Envisioning a world dotted with national city parks that mitigate climate change while providing essential ecosystem services to urbanites is both encouraging and actionable. Given the well observed data about Nationalstadspark and other NUPs following suit, I feel confident in concluding that there are at least a few conditions under which the model can thrive no matter its location or size. If NUP candidates show signs of a consistent engagement with the area by residents and stakeholders, clear evidence of connectivity between the site and significant ecological dispersal points, and have undertaken an ongoing intergovernmental management strategy with clearly defined roles on the part of municipalities, there is potential to establish functional, beautiful, and perseverant urban wilderness.
 The Swedish Environmental Code, Ministry of the Environment and Energy, 25.
 Elmqvist, Thomas et. al. "The Dynamics of Social-Ecological Systems in Urban Landscapes: Stockholm and the National Urban Park, Sweden." Annals of The New York Academy of Sciences 1023, no. 1: 308-322. Wildlife & Ecology Studies Worldwide, 2004, 312.
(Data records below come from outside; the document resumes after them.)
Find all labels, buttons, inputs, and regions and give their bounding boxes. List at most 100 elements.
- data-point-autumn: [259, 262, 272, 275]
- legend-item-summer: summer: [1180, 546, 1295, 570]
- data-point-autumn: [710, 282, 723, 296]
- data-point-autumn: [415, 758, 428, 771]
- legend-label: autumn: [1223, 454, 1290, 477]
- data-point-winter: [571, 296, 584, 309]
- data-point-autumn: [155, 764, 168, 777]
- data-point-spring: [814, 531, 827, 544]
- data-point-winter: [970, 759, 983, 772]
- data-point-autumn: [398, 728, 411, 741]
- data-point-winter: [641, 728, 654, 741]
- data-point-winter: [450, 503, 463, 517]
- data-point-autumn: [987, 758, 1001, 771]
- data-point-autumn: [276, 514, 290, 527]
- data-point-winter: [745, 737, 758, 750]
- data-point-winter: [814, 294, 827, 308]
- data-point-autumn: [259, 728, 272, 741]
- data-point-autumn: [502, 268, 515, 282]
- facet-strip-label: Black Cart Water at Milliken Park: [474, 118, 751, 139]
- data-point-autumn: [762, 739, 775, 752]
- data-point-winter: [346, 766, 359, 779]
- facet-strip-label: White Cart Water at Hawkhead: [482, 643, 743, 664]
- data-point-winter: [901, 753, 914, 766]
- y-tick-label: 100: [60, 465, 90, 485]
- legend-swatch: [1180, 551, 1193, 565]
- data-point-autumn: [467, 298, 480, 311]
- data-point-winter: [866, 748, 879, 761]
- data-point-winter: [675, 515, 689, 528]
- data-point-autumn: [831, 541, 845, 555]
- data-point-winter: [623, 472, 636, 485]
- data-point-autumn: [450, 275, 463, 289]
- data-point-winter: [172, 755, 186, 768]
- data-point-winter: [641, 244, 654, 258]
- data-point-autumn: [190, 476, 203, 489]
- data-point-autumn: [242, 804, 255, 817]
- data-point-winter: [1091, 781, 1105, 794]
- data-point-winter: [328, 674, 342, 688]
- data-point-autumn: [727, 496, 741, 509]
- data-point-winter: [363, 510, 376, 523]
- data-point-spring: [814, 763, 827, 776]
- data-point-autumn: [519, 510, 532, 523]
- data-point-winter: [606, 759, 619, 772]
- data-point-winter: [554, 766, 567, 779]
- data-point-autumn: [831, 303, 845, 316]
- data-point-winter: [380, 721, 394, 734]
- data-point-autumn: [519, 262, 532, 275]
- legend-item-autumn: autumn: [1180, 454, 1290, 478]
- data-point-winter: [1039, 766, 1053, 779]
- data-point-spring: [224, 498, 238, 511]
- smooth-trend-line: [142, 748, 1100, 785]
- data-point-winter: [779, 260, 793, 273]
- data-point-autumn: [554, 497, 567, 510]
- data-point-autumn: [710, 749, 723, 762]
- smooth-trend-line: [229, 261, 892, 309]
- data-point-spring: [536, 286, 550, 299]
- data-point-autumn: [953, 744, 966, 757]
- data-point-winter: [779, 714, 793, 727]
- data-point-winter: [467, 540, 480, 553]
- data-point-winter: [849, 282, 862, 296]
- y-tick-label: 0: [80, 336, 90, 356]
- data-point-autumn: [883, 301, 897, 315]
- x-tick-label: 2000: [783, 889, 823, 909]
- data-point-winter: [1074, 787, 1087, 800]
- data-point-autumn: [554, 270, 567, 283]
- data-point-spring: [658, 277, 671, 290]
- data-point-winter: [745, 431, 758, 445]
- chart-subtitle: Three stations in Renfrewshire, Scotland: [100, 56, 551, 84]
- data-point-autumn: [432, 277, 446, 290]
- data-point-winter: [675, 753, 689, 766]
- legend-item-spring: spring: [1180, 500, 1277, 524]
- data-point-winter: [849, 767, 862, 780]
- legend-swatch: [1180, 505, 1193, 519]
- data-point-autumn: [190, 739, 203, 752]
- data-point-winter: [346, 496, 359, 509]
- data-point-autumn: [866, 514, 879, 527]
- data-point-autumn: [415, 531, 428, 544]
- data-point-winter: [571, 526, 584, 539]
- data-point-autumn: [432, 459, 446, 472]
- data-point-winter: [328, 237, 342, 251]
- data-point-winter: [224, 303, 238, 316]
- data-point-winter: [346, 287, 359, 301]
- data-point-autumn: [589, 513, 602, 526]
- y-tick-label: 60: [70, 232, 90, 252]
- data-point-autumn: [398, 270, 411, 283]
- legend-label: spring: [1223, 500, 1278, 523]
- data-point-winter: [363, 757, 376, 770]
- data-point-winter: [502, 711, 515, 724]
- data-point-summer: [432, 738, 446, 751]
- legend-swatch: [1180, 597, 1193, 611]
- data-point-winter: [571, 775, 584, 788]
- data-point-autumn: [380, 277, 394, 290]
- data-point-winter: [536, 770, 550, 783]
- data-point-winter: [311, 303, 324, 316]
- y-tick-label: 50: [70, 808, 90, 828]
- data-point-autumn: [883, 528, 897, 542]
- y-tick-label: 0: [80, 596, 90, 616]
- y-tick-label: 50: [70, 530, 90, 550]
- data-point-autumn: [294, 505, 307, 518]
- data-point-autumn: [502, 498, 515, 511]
 “The Oldest Landscape,” The Park History, Nationalstadspark.
 Elmqvist, 312.
 Ibid. 312-313
 Thomas, Aaron, “World’s first national city park,” World Wildlife Fund, March 2012.
 Isling, Bengt, "A Typology for the Parks of Stockholm," Garden History 32, no. 2 (2004): 251.
 Elmqvist, 314-15.
 Czerniak, Julia, George Hargreaves, and John Beardsley, Large Parks. n.p.: New York: Princeton Architectural Press; Cambridge, Mass: In association with the Harvard University Graduate School of Design, 2007. Louisiana State University, 11.
 Elmqvist, 314.
 Elmqvist, 315.
 “The Park”.
 Clark, Peter, The European city and green space: London, Stockholm, Helsinki and St. Petersburg, 1850-2000. n.p.: Aldershot, England; Burlington, VT: Ashgate, 2006. Louisiana State University, 170.